Power, Wealth and the Reversal of Fortune
The storefront view of Moray’s Jeweler’s featuring work from Hew Locke’s Reversal of Fortune site-specific installation. Photo by Zachary Balber, courtesy of Fringe Projects

FRINGE Projects last month presented Reversal of Fortune, one of the latest series of site-specific work by internationally acclaimed London-based Guyanese artist, Hew Locke. The work, which is visible from the storefront windows of an empty jewelry store in Miami’s historic Alfred I. du Pont building, is an installation of modified share certificates that were scanned and printed in a similar method to advertising billboards. It uses this format to address themes of history and the global movement of money, power and ownership.

What was once the store’s vault has been transformed by Locke’s Reversal of Fortune installation. Photo by Zachary Balber, courtesy of Fringe Projects

Share certificates are written documents signed on behalf of a corporation, which serve as legal proof of ownership of the number of shares indicated. Key information printed on those documents would typically include the name and address of the shareholder; the number of shares held; the class of shares and the amount paid on those shares. It was also common practice for companies to adorn their shares with the kind of bold typography and classical motifs that implied stability and worth. It is precisely that practice of adornment that has become central to the way Locke uses those documents to engage with themes of wealth, its [non]distribution and the [non]beneficiaries.

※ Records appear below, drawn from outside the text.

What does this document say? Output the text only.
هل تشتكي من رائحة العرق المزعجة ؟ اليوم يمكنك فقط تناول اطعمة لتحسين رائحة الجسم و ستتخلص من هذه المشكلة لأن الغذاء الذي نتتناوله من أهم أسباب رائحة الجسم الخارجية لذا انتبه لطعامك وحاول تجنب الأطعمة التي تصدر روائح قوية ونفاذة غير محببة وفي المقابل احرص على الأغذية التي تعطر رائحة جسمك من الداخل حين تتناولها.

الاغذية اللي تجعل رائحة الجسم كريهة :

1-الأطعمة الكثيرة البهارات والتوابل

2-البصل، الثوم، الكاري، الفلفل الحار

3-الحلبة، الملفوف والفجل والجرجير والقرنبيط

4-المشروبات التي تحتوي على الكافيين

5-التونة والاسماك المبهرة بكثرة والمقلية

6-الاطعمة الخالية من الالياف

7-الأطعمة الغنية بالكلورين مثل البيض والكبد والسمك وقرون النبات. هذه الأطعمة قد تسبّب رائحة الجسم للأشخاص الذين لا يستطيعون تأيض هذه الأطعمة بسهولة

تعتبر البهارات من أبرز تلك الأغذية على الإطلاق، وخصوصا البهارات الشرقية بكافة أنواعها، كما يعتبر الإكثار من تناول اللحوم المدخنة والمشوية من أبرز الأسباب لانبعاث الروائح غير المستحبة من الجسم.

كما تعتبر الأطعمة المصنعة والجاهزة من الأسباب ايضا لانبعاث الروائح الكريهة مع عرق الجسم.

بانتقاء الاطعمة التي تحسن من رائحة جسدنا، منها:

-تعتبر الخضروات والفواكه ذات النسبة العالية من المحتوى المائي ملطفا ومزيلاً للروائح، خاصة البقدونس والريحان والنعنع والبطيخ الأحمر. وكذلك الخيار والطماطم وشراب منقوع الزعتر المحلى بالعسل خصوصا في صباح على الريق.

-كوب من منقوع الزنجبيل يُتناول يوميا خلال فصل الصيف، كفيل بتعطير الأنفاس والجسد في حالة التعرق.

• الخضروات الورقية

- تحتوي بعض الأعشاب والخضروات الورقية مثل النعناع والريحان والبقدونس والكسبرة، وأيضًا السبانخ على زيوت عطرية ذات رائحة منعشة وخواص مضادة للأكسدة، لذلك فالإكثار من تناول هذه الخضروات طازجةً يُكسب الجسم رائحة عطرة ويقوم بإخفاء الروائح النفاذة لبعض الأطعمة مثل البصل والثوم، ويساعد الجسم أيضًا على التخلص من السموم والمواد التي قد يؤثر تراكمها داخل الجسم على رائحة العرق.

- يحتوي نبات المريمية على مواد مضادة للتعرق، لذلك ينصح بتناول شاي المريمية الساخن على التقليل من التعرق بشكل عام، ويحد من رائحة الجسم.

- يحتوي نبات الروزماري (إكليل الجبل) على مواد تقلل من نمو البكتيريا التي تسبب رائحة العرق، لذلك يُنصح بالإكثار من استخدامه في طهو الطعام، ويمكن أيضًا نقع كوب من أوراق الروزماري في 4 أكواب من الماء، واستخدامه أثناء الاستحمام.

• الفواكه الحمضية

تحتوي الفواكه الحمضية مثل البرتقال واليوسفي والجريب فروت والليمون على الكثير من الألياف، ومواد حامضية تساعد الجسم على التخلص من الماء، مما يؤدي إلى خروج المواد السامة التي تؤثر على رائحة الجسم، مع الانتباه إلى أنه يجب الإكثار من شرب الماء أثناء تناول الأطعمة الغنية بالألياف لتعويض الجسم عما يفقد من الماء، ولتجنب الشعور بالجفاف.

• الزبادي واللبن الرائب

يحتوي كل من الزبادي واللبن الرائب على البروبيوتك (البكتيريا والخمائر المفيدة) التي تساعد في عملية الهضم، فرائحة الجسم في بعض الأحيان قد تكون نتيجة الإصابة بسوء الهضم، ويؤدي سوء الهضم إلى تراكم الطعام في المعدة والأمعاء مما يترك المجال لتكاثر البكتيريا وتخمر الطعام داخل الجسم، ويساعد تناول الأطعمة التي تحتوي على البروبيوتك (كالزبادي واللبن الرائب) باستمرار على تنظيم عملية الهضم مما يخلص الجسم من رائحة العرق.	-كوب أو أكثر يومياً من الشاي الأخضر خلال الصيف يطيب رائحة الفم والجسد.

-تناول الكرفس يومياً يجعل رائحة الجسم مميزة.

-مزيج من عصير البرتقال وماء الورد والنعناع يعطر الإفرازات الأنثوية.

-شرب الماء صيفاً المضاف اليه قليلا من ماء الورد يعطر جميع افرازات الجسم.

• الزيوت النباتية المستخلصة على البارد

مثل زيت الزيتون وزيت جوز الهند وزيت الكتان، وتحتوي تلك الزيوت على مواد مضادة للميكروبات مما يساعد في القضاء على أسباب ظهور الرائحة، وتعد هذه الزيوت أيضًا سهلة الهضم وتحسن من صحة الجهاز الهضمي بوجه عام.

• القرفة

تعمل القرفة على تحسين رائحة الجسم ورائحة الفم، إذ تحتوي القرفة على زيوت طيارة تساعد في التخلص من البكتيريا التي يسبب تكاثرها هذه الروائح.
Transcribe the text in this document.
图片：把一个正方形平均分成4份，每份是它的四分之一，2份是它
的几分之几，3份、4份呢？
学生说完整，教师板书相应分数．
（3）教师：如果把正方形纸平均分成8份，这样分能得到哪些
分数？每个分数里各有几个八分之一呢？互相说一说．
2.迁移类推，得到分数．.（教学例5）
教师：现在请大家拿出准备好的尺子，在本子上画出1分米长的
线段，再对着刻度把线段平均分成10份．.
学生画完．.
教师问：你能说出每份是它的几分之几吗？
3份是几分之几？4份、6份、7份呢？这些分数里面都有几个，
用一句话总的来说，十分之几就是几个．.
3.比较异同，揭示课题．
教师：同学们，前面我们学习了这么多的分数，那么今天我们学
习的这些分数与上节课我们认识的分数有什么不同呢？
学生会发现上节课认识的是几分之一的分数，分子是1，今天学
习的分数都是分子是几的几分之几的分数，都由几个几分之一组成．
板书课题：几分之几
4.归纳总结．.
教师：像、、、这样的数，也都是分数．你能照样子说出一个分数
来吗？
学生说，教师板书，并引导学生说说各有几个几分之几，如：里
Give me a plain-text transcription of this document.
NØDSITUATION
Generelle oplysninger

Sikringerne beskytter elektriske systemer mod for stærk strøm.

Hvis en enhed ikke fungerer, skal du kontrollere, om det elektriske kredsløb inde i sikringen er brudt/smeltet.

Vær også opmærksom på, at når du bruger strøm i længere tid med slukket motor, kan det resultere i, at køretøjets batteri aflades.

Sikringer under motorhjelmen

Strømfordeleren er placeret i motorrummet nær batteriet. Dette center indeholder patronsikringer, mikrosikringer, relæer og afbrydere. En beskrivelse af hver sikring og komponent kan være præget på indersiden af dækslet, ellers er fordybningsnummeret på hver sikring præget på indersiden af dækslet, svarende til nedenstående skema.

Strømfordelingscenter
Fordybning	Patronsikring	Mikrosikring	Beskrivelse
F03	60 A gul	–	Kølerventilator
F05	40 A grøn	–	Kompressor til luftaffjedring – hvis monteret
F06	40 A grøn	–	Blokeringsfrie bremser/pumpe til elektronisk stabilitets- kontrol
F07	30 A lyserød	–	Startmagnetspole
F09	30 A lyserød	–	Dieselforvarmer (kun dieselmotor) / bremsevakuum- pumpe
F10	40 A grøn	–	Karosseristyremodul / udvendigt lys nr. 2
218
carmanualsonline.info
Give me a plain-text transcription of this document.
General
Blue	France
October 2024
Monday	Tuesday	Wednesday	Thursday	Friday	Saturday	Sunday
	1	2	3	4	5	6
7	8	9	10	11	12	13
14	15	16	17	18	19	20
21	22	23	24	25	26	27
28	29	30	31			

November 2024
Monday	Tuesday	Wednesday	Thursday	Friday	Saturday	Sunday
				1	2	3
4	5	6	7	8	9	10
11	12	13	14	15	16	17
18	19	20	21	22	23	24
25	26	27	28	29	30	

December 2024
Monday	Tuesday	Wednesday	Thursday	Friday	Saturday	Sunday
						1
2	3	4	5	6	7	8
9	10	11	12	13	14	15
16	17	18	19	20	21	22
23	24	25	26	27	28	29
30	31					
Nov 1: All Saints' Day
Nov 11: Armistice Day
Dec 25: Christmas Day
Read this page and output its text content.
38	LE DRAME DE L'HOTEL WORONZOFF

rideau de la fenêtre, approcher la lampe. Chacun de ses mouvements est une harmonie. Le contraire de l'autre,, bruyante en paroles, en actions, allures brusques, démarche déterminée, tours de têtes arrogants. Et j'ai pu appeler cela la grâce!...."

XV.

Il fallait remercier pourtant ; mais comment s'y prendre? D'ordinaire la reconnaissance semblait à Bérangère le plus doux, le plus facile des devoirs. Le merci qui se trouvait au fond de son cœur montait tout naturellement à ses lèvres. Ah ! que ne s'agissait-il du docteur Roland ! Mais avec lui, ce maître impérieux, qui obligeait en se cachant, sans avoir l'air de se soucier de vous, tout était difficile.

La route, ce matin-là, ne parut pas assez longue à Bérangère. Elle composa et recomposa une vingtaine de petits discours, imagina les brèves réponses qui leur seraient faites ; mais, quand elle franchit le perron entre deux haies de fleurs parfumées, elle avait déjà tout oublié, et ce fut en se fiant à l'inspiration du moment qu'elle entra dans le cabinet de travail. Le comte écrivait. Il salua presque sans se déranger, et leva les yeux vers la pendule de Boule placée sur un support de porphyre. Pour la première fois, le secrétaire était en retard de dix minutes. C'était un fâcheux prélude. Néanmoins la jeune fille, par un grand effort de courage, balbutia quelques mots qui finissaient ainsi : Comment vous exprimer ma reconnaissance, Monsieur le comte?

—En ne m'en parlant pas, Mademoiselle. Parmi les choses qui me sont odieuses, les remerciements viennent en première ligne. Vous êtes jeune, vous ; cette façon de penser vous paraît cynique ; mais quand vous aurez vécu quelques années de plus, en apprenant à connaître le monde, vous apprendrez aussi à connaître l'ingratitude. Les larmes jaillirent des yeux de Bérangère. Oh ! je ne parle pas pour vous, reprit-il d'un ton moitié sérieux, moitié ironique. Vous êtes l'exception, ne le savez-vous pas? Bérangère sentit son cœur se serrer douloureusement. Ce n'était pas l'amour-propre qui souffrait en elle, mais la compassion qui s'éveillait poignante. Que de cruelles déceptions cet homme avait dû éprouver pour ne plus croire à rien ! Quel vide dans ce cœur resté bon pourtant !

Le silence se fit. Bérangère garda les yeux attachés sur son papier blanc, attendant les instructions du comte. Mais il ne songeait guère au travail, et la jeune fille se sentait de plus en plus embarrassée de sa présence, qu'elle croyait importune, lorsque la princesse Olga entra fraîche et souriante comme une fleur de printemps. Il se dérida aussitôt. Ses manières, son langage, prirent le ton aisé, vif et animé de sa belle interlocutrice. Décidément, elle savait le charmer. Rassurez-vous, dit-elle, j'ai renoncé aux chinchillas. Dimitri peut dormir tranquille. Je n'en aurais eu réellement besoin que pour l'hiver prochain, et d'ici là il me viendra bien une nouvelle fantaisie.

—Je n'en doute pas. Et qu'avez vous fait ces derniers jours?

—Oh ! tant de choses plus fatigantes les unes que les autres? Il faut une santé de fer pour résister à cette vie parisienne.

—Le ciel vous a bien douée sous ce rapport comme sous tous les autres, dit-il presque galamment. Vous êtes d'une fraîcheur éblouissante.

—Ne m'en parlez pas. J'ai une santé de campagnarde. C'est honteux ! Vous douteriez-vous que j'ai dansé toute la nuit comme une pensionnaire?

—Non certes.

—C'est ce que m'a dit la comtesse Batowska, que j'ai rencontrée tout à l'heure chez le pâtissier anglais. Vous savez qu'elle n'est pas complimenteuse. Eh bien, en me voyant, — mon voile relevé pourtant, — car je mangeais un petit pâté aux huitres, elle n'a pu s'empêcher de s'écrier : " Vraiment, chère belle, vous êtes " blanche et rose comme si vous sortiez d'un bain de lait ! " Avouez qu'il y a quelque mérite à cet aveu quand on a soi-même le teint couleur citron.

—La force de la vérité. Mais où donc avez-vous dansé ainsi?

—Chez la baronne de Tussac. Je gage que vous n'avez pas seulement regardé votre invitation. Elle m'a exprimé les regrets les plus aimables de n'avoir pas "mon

Since the global financial crash of 2008, Locke has been acquiring and modifying a number of original antique share certificates. Quite often his approach to working with these documents has included identifying aesthetic and historical content that resonate the most with his vision, and subsequently altering their surfaces with painted depictions of the local population in which the companies operated. For Locke, these are silent witnesses who contributed to the creation of wealth without receiving the benefit.

This series of work marks the continuation of Locke’s Gold Standard series and by its very nature also acknowledges the commodity value of contemporary art. Replicas of the shares are available to be taken by visitors from the vault as a means to further global currency circulation.

Chinese Imperial Gold Loan, 2011 50 x 40cm (Photo courtesy Hew Locke and Indra Khanna)

About the layered quality of his work Locke had the following to say, “I aim to create attractive work that engages people, and then surprise them with a disturbing element. I hope they start to question what the work is about – what is really going on beneath the surface.”

While there is an immediacy that is directly tied to the often monumental scale of his work, there is also an intimacy that reveals itself upon closer examination of his exhaustive attention to detail. It is the successful merger of these two methodologies that, in my opinion, allows the work to transcend time. The use of historical material, whether to engage with concepts of wealth, power or invented/imported cultures, work well to prove that these themes are just as relevant in the here and now as they were in the years prior.

Hukang Railways Gold Loan, 2011, 55 x 36cm (Photo courtesy Hew Locke and Indra Khanna)

The Reversal of Fortune installation will remain up until January 31, 2018, in the Alfred I. du Pont building, 169 E Flagler Street, Miami, FL.
Hew Locke (b. 1959 in Edinburgh, UK) is the eldest son of Guyanese sculptor Donald Locke (1930-2010) and Leila Locke nee Chaplin (1936-1992). He spent his formative years (1966-1980) in Georgetown, Guyana before returning to the UK to study. He obtained a B.A. Fine Art in Falmouth (1988) and an M.A. Sculpture at the Royal College of Art, London (1994). In 2000 he was the recipient of the Paul Hamlyn Award and the East International Award.
Locke’s work is represented in many collections including the Government Art Collection, the Pérez Art Museum Miami; the Tate Gallery; the Arts Council of England; the National Trust; the Brooklyn Museum, New York; the Kemper Museum of Contemporary Art, Kansas City; the RISD Museum, Rhode Island; the Victoria & Albert Museum; and the British Museum.